Awesome surprise! I was expecting just a collection of tales about Aziz going on disastrous dates, told in his really funny fast-paced tone, and that would've been great too! I was not expecting empirically-based studies, historical trends, focus groups, and collaboration with social scientists. I would also not expect for those things make me laugh, but they did! Very pleased 👍
"Beyond ideas of wrongdoing and rightdoing." I took this to mean that behind a person's action, lies the reason for their action - the fear, the pain, the weakness, the love. But does knowing that someone only hurt you because they were scared and weak make it hurt any less?
First of all, I loved it, the way the writing meandered luxuriously, exactly like a stroll through city streets. Second, it opened some fresh wounds for me. I want to apologize to Lillian (and the women of her generation that she represents). We almost elected the president who would make her proud. We almost won another battle for reproductive rights and equal wages. Almost. I'm sorry, Lillian. We let you down.
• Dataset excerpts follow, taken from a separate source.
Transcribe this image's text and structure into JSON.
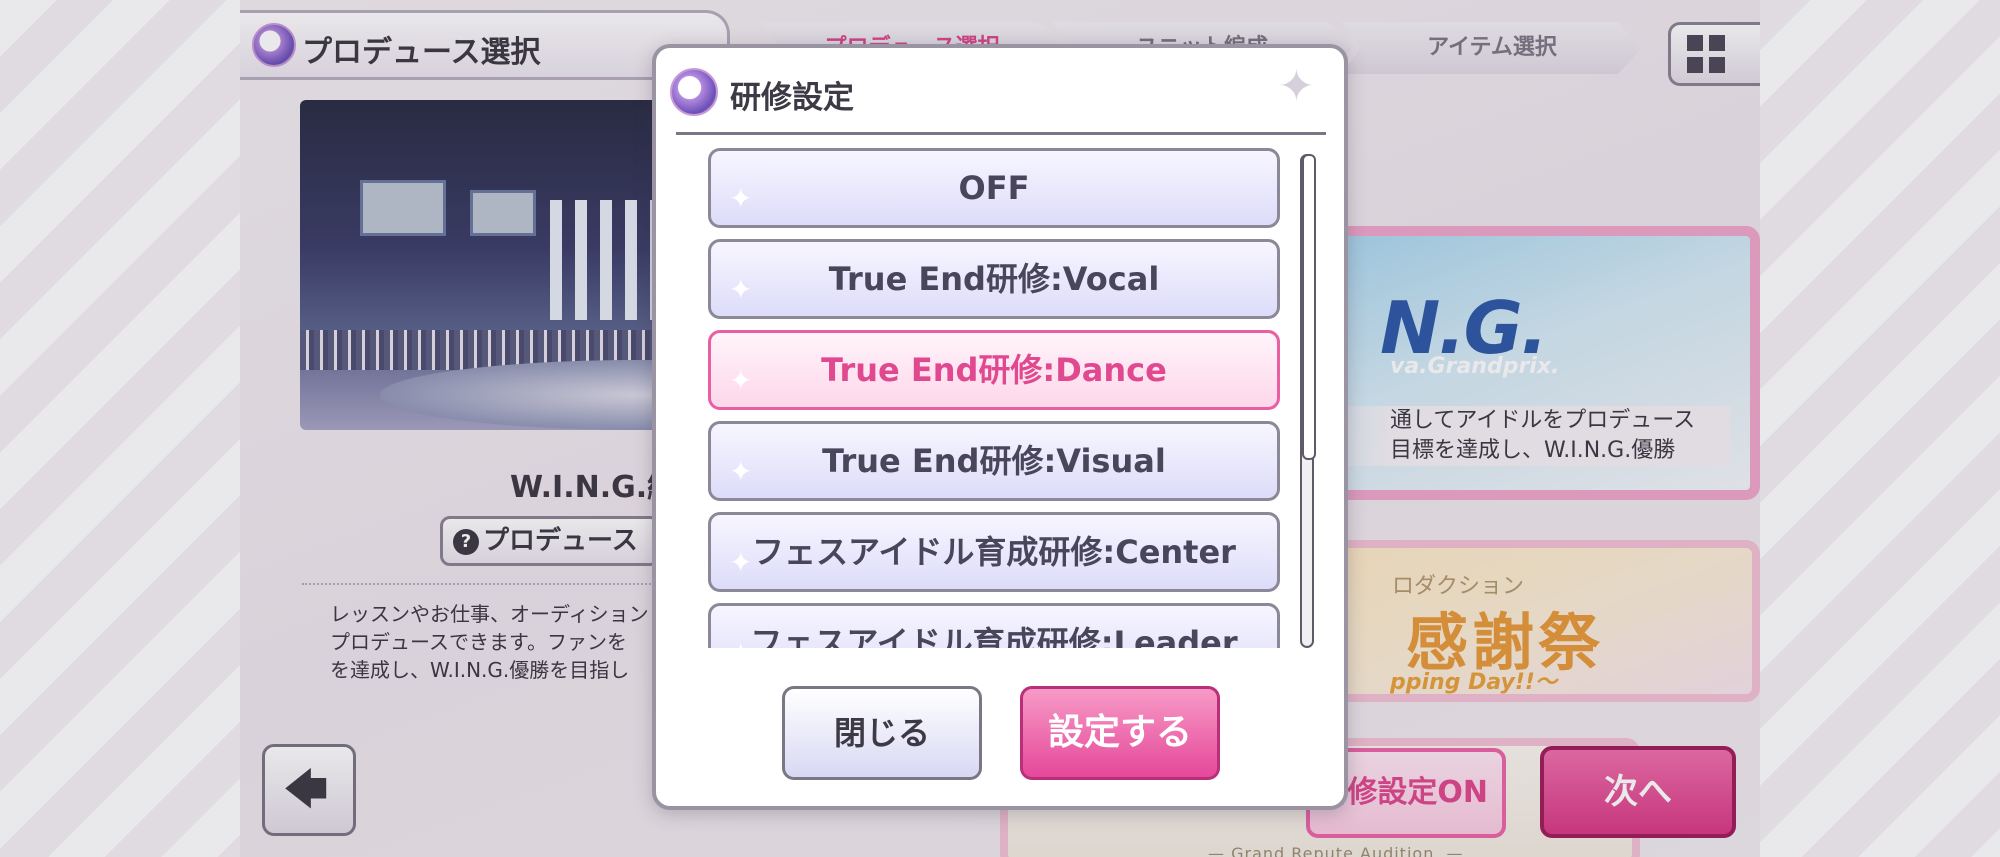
{
  "header": {
    "title": "プロデュース選択",
    "steps": [
      "プロデュース選択",
      "ユニット編成",
      "アイテム選択"
    ]
  },
  "left_panel": {
    "mode_name": "W.I.N.G.編",
    "info_button": "プロデュース",
    "description": [
      "レッスンやお仕事、オーディション",
      "プロデュースできます。ファンを",
      "を達成し、W.I.N.G.優勝を目指し"
    ]
  },
  "right_panel": {
    "wing_card": {
      "logo": "W.I.N.G.",
      "subtitle": "Wonder Idol Nova.Grandprix.",
      "visible_logo": "N.G.",
      "visible_subtitle": "va.Grandprix.",
      "text": [
        "通してアイドルをプロデュース",
        "目標を達成し、W.I.N.G.優勝"
      ]
    },
    "fest_card": {
      "small_text": "ロダクション",
      "big_text": "感謝祭",
      "english": "pping Day!!〜"
    },
    "gra_card": {
      "text": "— Grand.Repute.Audition. —"
    },
    "training_button": "研修設定ON",
    "next_button": "次へ"
  },
  "modal": {
    "title": "研修設定",
    "options": [
      "OFF",
      "True End研修:Vocal",
      "True End研修:Dance",
      "True End研修:Visual",
      "フェスアイドル育成研修:Center",
      "フェスアイドル育成研修:Leader"
    ],
    "selected_index": 2,
    "close_button": "閉じる",
    "confirm_button": "設定する"
  },
  "colors": {
    "accent_pink": "#e0498f",
    "option_lavender": "#dddcf9",
    "text_dark": "#3d3a45"
  }
}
I can't do it. I made it 1/3 in, and just cannot force myself to witness the torture that is about to take place in this book. It's important to be educated about the darkest moments in history, but I can't do this to myself right now. I was having dreams about Nazis. No more Nazis before bed.
I love, I love, I LOVE the bingo reading challenge. Let's do this! #LitsyReadingChallenge
Amazing. Three generations on two sides of the Iron Curtain. Very poignant and intimate
It was good, but why not write it from Frances's perspective? That would have made it GREAT. Adoption, abandonment and self-worth, anorexia, sexual orientation and secrecy, finally self-love... Felix really only WATCHED those emotional processes, Frances LIVED them. Writing it from Felix's perspective was kind of the easy way out. Agree? Disagree?